You can dream up some interesting consequences of this fact, a few of which I enumerate below:

Gems are like other retroreflectors
Gems work by using mirrored surfaces to send incoming light right back out, the same principle as eyeshine in cats and other animals, and those bright retroreflectors on highways.
Miscut gems become windows
If you cut the gem at the wrong angle, the bottom facets will leak light instead of reflecting the light back up. Gemologists refer to this unfortunate event as windowing the gem. We now understand the physics behind it: instead of becoming total internal reflectors, the facets of a miscut gem remain translucent like windows.
You can't make gems out of certain materials
Our recipe is for making a gemstone using two total internal reflections. If a material's refractive index is below \(\sqrt{2}\approx 1.41\), you can't achieve those two internal reflections.
A bigger index means a wider range
Materials with greater refractive indices have more flexible ranges of pavillion angle.
You can quench fire with water
The shape of a gem is tailored to the refractive index of the material and also, implicitly, the refractive index of air. If you put a loose gem into water, its facets stop behaving like perfect mirrors and it loses all of its sparkle.
Sunlight is best
In our approximation, we only imagined parallel light rays coming straight into the sun.

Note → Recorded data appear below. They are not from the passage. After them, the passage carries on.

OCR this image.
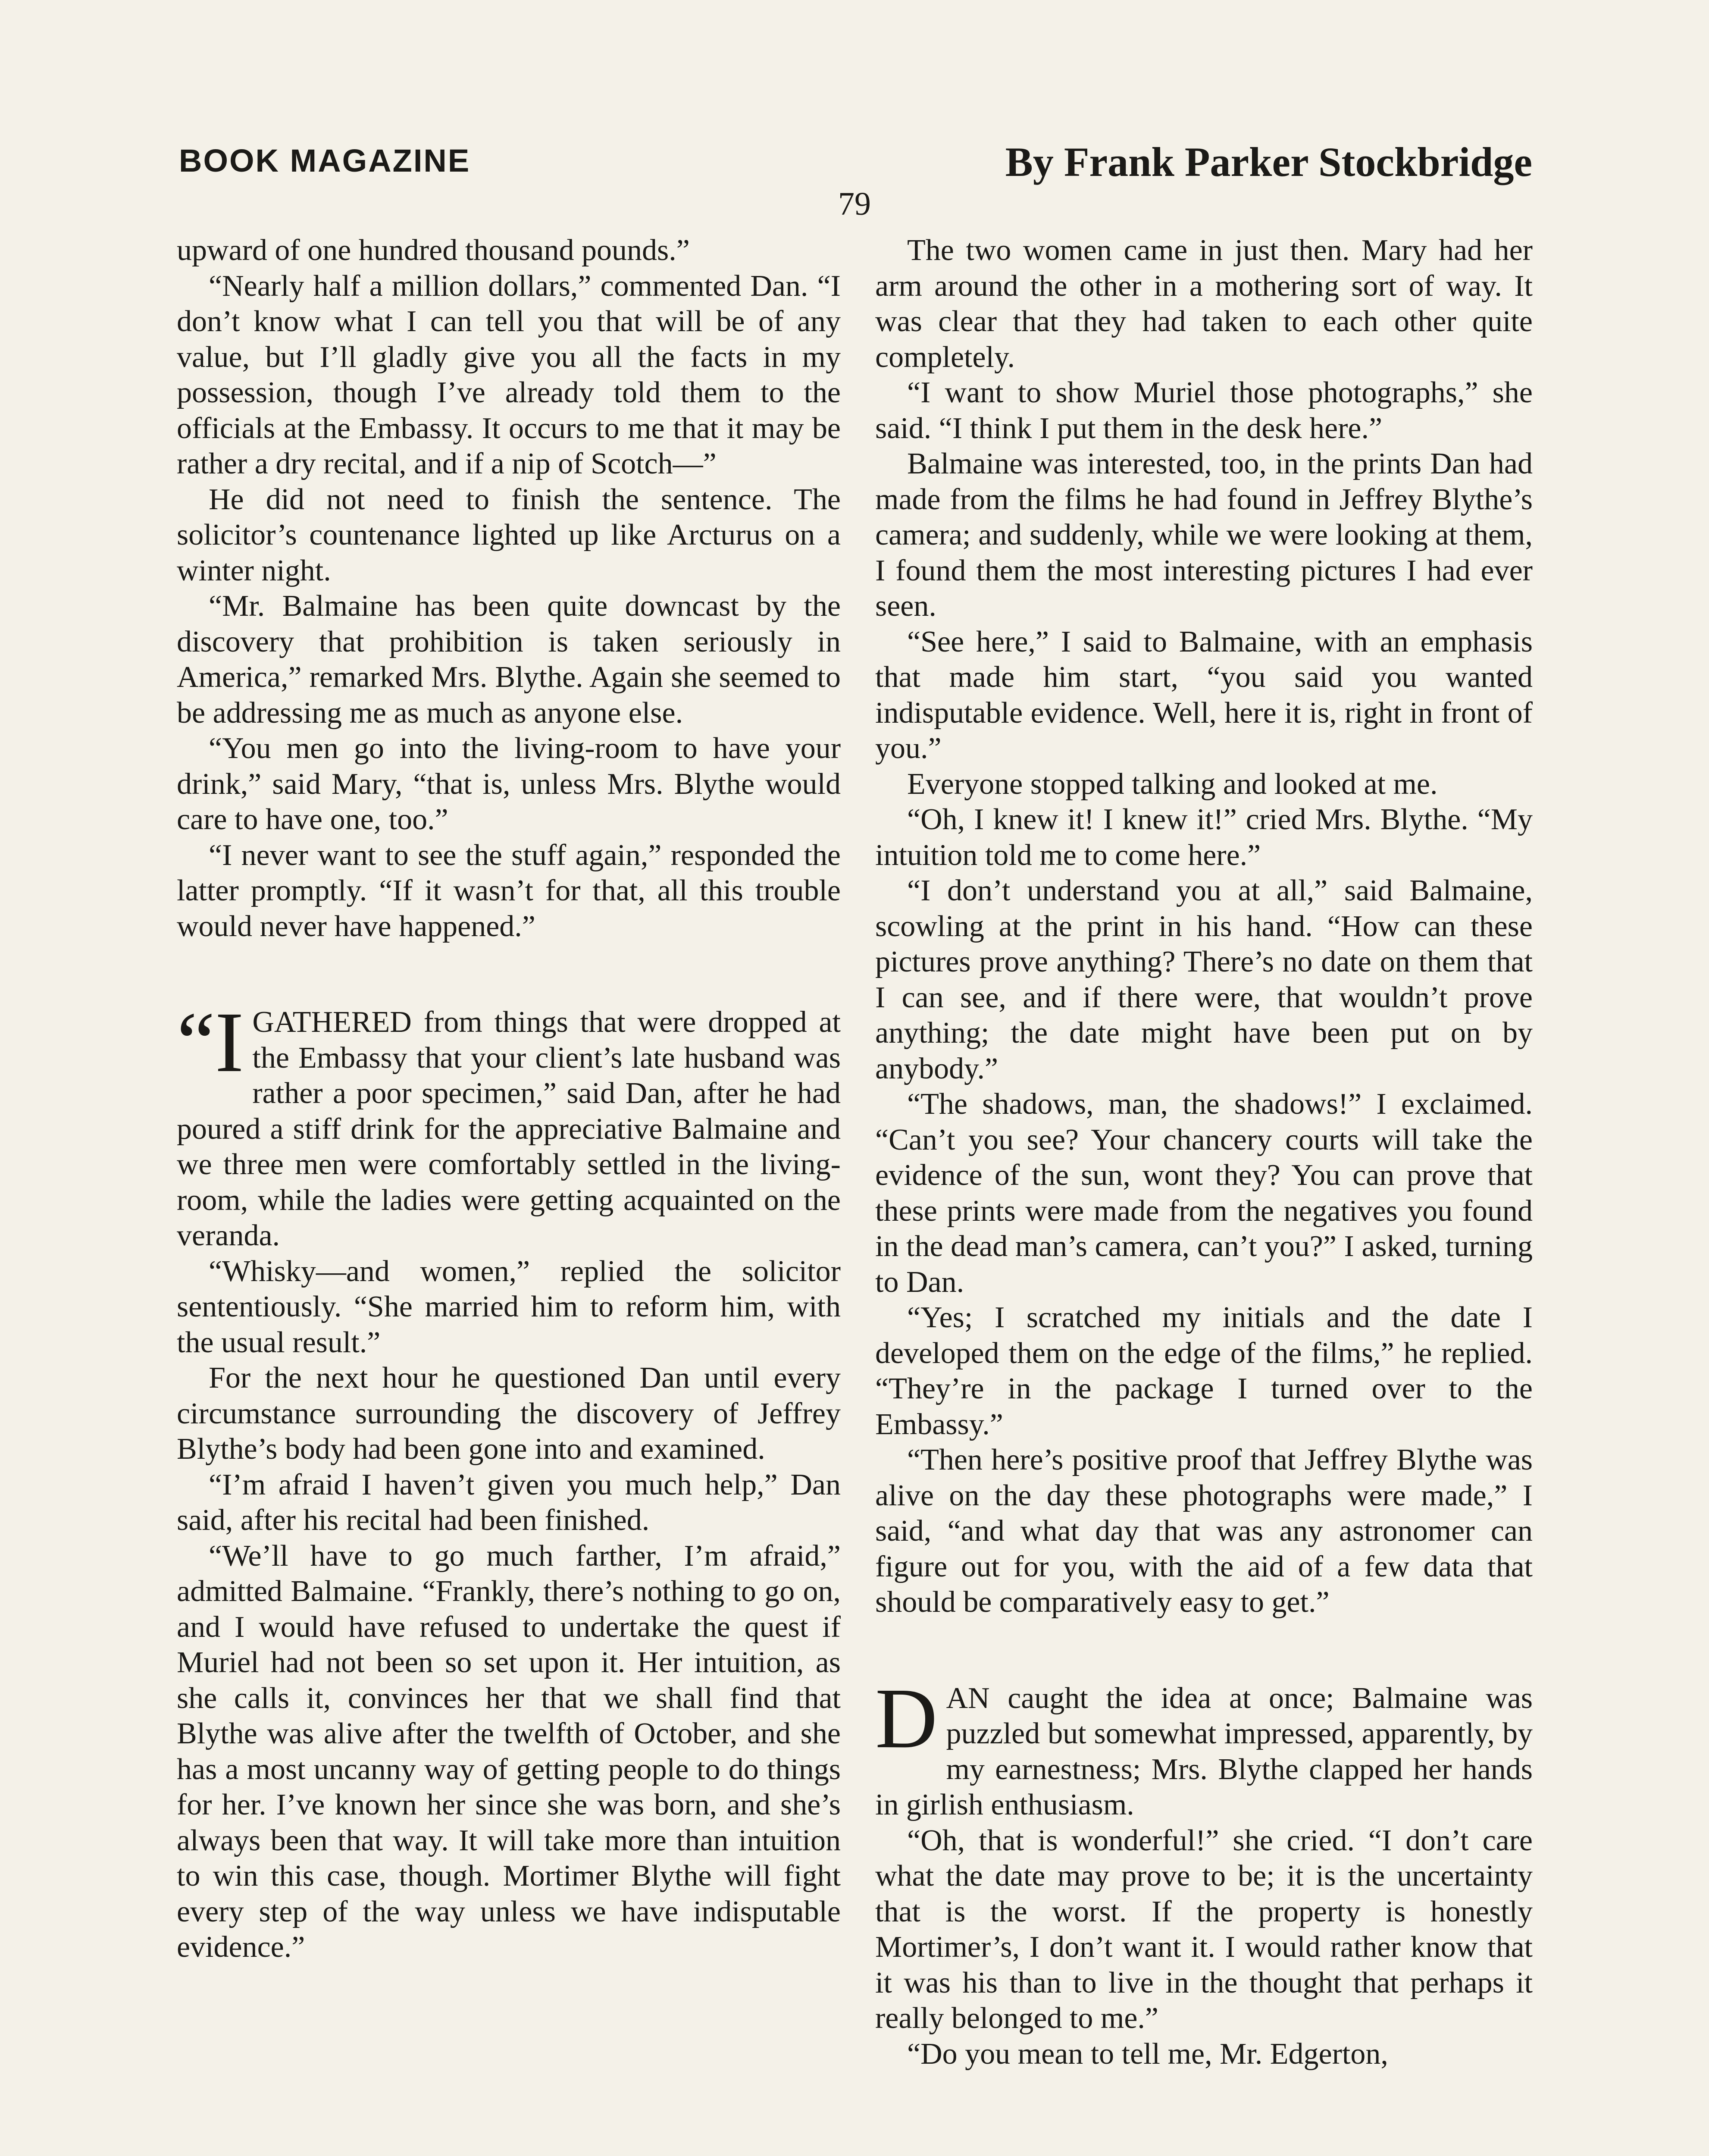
BOOK MAGAZINE	By Frank Parker Stockbridge
79

upward of one hundred thousand pounds.”

“Nearly half a million dollars,” commented Dan. “I don’t know what I can tell you that will be of any value, but I’ll gladly give you all the facts in my possession, though I’ve already told them to the officials at the Embassy. It occurs to me that it may be rather a dry recital, and if a nip of Scotch—”

He did not need to finish the sentence. The solicitor’s countenance lighted up like Arcturus on a winter night.

“Mr. Balmaine has been quite downcast by the discovery that prohibition is taken seriously in America,” remarked Mrs. Blythe. Again she seemed to be addressing me as much as anyone else.

“You men go into the living-room to have your drink,” said Mary, “that is, unless Mrs. Blythe would care to have one, too.”

“I never want to see the stuff again,” responded the latter promptly. “If it wasn’t for that, all this trouble would never have happened.”

“I GATHERED from things that were dropped at the Embassy that your client’s late husband was rather a poor specimen,” said Dan, after he had poured a stiff drink for the appreciative Balmaine and we three men were comfortably settled in the living-room, while the ladies were getting acquainted on the veranda.

“Whisky—and women,” replied the solicitor sententiously. “She married him to reform him, with the usual result.”

For the next hour he questioned Dan until every circumstance surrounding the discovery of Jeffrey Blythe’s body had been gone into and examined.

“I’m afraid I haven’t given you much help,” Dan said, after his recital had been finished.

“We’ll have to go much farther, I’m afraid,” admitted Balmaine. “Frankly, there’s nothing to go on, and I would have refused to undertake the quest if Muriel had not been so set upon it. Her intuition, as she calls it, convinces her that we shall find that Blythe was alive after the twelfth of October, and she has a most uncanny way of getting people to do things for her. I’ve known her since she was born, and she’s always been that way. It will take more than intuition to win this case, though. Mortimer Blythe will fight every step of the way unless we have indisputable evidence.”

The two women came in just then. Mary had her arm around the other in a mothering sort of way. It was clear that they had taken to each other quite completely.

“I want to show Muriel those photographs,” she said. “I think I put them in the desk here.”

Balmaine was interested, too, in the prints Dan had made from the films he had found in Jeffrey Blythe’s camera; and suddenly, while we were looking at them, I found them the most interesting pictures I had ever seen.

“See here,” I said to Balmaine, with an emphasis that made him start, “you said you wanted indisputable evidence. Well, here it is, right in front of you.”

Everyone stopped talking and looked at me.

“Oh, I knew it! I knew it!” cried Mrs. Blythe. “My intuition told me to come here.”

“I don’t understand you at all,” said Balmaine, scowling at the print in his hand. “How can these pictures prove anything? There’s no date on them that I can see, and if there were, that wouldn’t prove anything; the date might have been put on by anybody.”

“The shadows, man, the shadows!” I exclaimed. “Can’t you see? Your chancery courts will take the evidence of the sun, wont they? You can prove that these prints were made from the negatives you found in the dead man’s camera, can’t you?” I asked, turning to Dan.

“Yes; I scratched my initials and the date I developed them on the edge of the films,” he replied. “They’re in the package I turned over to the Embassy.”

“Then here’s positive proof that Jeffrey Blythe was alive on the day these photographs were made,” I said, “and what day that was any astronomer can figure out for you, with the aid of a few data that should be comparatively easy to get.”

D AN caught the idea at once; Balmaine was puzzled but somewhat impressed, apparently, by my earnestness; Mrs. Blythe clapped her hands in girlish enthusiasm.

“Oh, that is wonderful!” she cried. “I don’t care what the date may prove to be; it is the uncertainty that is the worst. If the property is honestly Mortimer’s, I don’t want it. I would rather know that it was his than to live in the thought that perhaps it really belonged to me.”

“Do you mean to tell me, Mr. Edgerton,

Of course, most lighting environments have diffuse light coming in from all directions. A superb example of parallel light is sunlight; hence gems will look their best when you're looking straight into the crown, and the sun's rays shine directly into the crown as well.
You can make cones, too
In 3D, instead of making the pavillion out of triangular facets, you could simply lathe the gem into a cone of the appropriate angle. This would achieve the total internal reflection just as well as discrete facets. It wouldn't have sparkling facets, but I expect it would have its own smoothly luminous beauty.
You can't see through a gem
Here's one way to confirm that gems use total internal reflection: you can't see through it when you're looking through the crown! This is most obvious on a large, loose, translucent gem: hold the gem up to a colorful surface and look through the crown. You won't be able to see the colorful surface through the gem.



When you dive into a swimming pool and look up at the surface of the water, total internal reflection explains why the surface forms a perfect silvery mirror except for a small circular window.